The British win by intercepting and destroying the Bismarck.

==Publication history==
Bismarck was designed by Thomas Shaw, Charles S. Roberts, Mick Uhl, and Jack Greene, and was published by Avalon Hill in 1962. This edition was discontinued in 1972.

In 1978, Jack Greene revised the rules, making the relatively simple search, movement and combat systems more complex. This second edition, with new cover art and components, was published in 1978.

In 1988, Joel Billings and John Lyon created a computer game titled Computer Bismarck based on the Avalon Hill game. (Thomas Shaw, vice-president of Avalon Hill, turned down Billings when he approached the game company about producing computer games for them.) Computer Bismarck would become the first game produced by Strategic Simulations Inc. (SSI), the new company co-founded by Billings and Lyon.

==Reception==
Writing about the 1962 edition in Issue 8 of Games & Puzzles, Don Turnbull called the game "an approximate simulation" because it left out the Prinz Eugen. Turnbull considered the game a failure, saying, "It had some, but not much, merit; certainly anyone who thinks Bismarck will simulate naval action any more than roughly would be disappointed."

In The Playboy Winner's Guide to Board Games, John Jackson noted that the 1962 edition was "easy to grasp and is, for a wargame, quite short — an hour or two at most." He noted that "It is even possible for the German player to win, occasionally, if the Bismarck can elude its pursuers for a while and can catch one or two of the British ships alone at night."

In the 1980 book The Complete Book of Wargames, game designer Jon Freeman called the original 1962 edition "probably the best — and shortest — introductory wargame on the market at the time." However, Freeman didn't feel that the new (1978) edition was "occupying the same niche. It's still a good game; it's just aimed at a broader audience." He concluded by giving the second edition an Overall Evaluation of "Very Good."

In a retrospective review in Issue 9 of Vieille Garde, Stephane Martin gave a lengthy breakdown of the gameplay in the second (1978) edition, and concluded, "Bismarck still remains today a quality reference in naval simulation games. With a little luck, it is possible to find this second-hand game at a very reasonable price."

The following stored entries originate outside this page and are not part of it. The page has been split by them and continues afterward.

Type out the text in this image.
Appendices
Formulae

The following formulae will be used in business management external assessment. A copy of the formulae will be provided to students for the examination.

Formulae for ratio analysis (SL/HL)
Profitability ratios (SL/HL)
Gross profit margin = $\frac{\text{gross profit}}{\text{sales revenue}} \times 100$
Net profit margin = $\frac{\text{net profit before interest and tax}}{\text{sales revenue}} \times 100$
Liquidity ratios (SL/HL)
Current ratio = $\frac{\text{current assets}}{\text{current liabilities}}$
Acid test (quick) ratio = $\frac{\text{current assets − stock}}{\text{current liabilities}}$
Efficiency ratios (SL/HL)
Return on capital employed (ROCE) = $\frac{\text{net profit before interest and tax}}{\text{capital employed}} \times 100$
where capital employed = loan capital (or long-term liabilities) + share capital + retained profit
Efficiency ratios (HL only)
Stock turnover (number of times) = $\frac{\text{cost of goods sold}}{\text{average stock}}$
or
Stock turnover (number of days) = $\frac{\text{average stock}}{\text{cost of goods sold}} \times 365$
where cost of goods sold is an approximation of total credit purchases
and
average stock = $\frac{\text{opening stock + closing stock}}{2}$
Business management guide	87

In another retrospective review, Joe Scoleri noted in Issue 3 of Simulacrum that "Bismarck was one of the easiest and quickest playing [Avalon Hill] Classics but is obviously limited in terms of realism and simulation value." Scoleri concluded, "Although the original version is perfectly acceptable as an introductory game, naval warfare enthusiasts will want to stick with the second edition."